Mr. Coleman did not come into the office during the following week, and one day a newspaper item, under the heading of “The Smart Set,” jumped at Susan with the familiar name. “Peter Coleman, who is at present the guest of Mrs. Rodney Chauncey, at her New Year’s house party,” it ran, “may accompany Mr. Paul Wallace and Miss Isabel Wallace in a short visit to Mexico next week.” The news made Susan vaguely unhappy.
One January Saturday she was idling along the deck, when he came suddenly up behind her, to tell her, with his usual exuberant laughter, that he was going away for a fortnight with the Wallaces, just a flying trip, “in the old man’s private car.” He expected “a peach of a time.”
“You certainly ought to have it!” smiled Susan gallantly, “Isabel Wallace looks like a perfect darling!”
“She’s a wonder!” he said absently, adding eagerly, “Say, why can’t you come and help me buy some things this afternoon?
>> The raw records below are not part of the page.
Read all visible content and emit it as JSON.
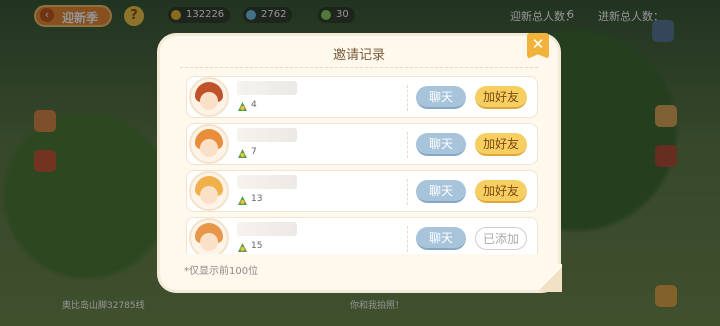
{
  "topbar": {
    "back_label": "迎新季",
    "help_label": "?",
    "resources": [
      "132226",
      "2762",
      "30"
    ],
    "new_people_label": "迎新总人数：",
    "new_people_value": "6",
    "progress_label": "进新总人数："
  },
  "modal": {
    "title": "邀请记录",
    "close_label": "✕",
    "note": "*仅显示前100位"
  },
  "invites": [
    {
      "level": "4",
      "chat_label": "聊天",
      "friend_label": "加好友",
      "added": false,
      "hair_color": "#c0522a"
    },
    {
      "level": "7",
      "chat_label": "聊天",
      "friend_label": "加好友",
      "added": false,
      "hair_color": "#e88d3a"
    },
    {
      "level": "13",
      "chat_label": "聊天",
      "friend_label": "加好友",
      "added": false,
      "hair_color": "#f0b04a"
    },
    {
      "level": "15",
      "chat_label": "聊天",
      "friend_label": "已添加",
      "added": true,
      "hair_color": "#e8964a"
    }
  ],
  "bottom": {
    "left_text": "奥比岛山脚32785线",
    "mid_text": "你和我拍照！"
  },
  "colors": {
    "chat_button": "#a8c4db",
    "add_button": "#f6cf62",
    "modal_bg": "#fff8ec",
    "close_button": "#f2b33d"
  }
}
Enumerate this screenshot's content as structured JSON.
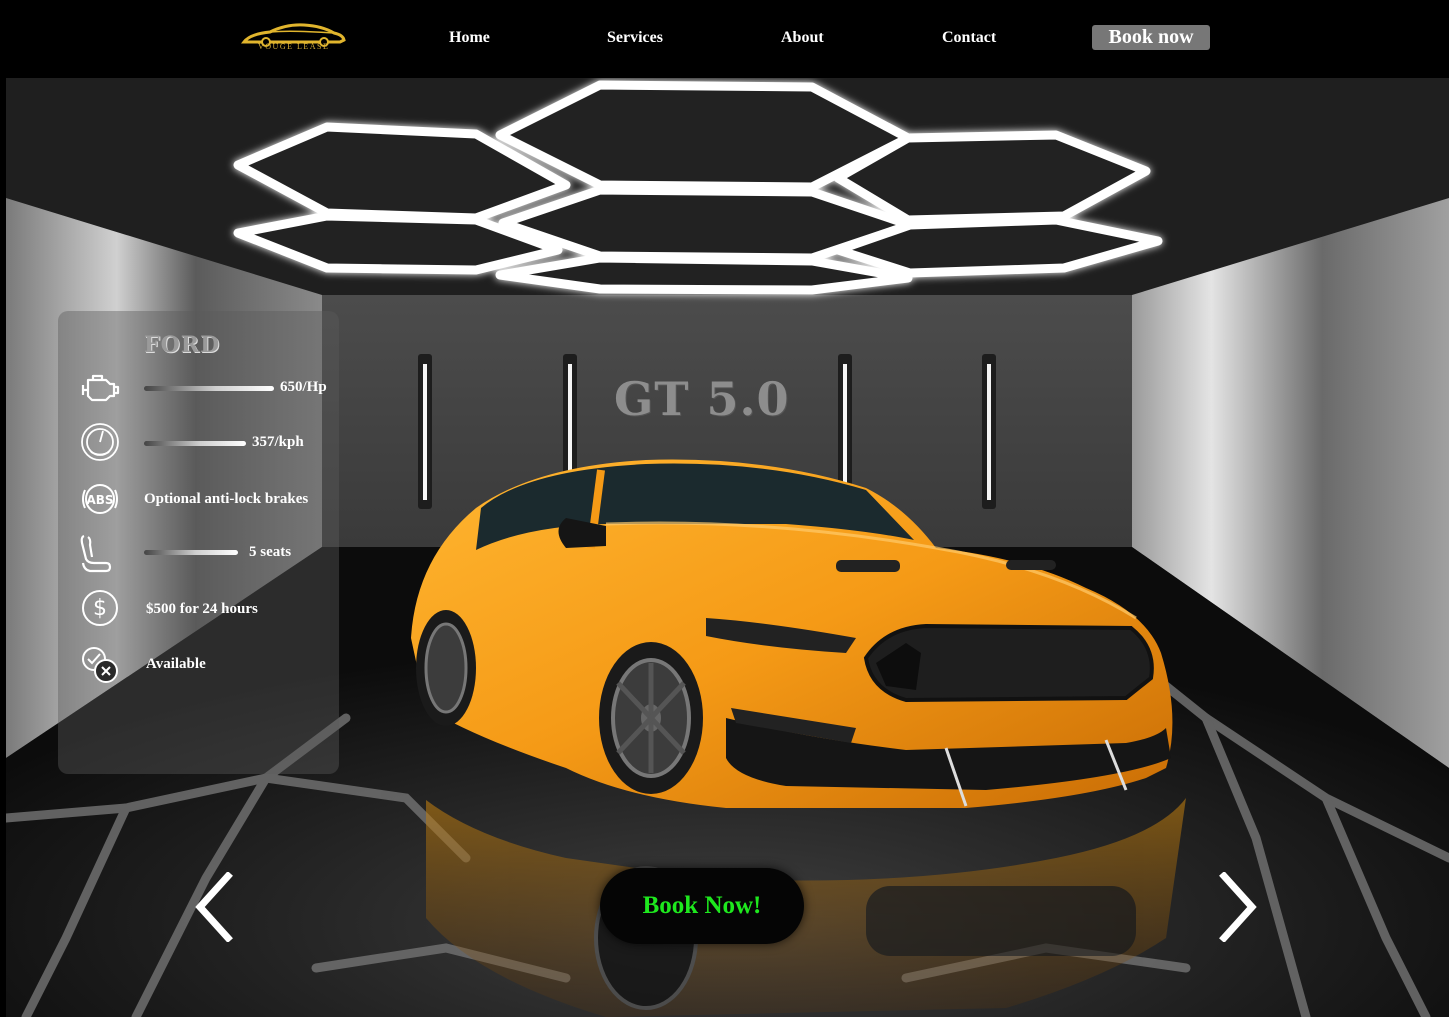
{
  "nav": {
    "logo_text": "VOUGE LEASE",
    "links": [
      {
        "label": "Home"
      },
      {
        "label": "Services"
      },
      {
        "label": "About"
      },
      {
        "label": "Contact"
      }
    ],
    "book_label": "Book now"
  },
  "car": {
    "make": "FORD",
    "model_title": "GT 5.0",
    "color": "#f59a16"
  },
  "specs": [
    {
      "icon": "engine-icon",
      "value": "650/Hp",
      "level": 0.7
    },
    {
      "icon": "speedometer-icon",
      "value": "357/kph",
      "level": 0.55
    },
    {
      "icon": "abs-icon",
      "value": "Optional anti-lock brakes"
    },
    {
      "icon": "seat-icon",
      "value": "5 seats",
      "level": 0.5
    },
    {
      "icon": "dollar-icon",
      "value": "$500 for 24 hours"
    },
    {
      "icon": "availability-icon",
      "value": "Available"
    }
  ],
  "cta": {
    "label": "Book Now!",
    "color": "#1ee81e"
  },
  "colors": {
    "background": "#000000",
    "nav_button": "#777777",
    "logo_gold": "#d8b13a"
  }
}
Come on, and we’ll have tea at the club?”
Susan saw no reason against it, they would meet at one.
“I’ll be down in J.G.’s office,” he said, and Susan went back to her desk with fresh joy and fresh pain at her heart.
On Saturdays, because of the early closing, the girls had no lunch hour. But they always sent out for a bag of graham crackers, which they nibbled as they worked, and, between eleven and one, they took turns at disappearing in the direction of the lunch-room, to return with well scrubbed hands and powdered noses, fresh collars and carefully arranged hair. Best hats were usually worn on Saturdays, and Susan rejoiced that she had worn her best to-day. After the twelve o’clock whistle blew, she went upstairs.
On the last flight, just below the lunch-room, she suddenly stopped short, her heart giving a sick plunge. Somebody up there was laughing—crying—making a horrible noise—! Susan ran up the rest of the flight.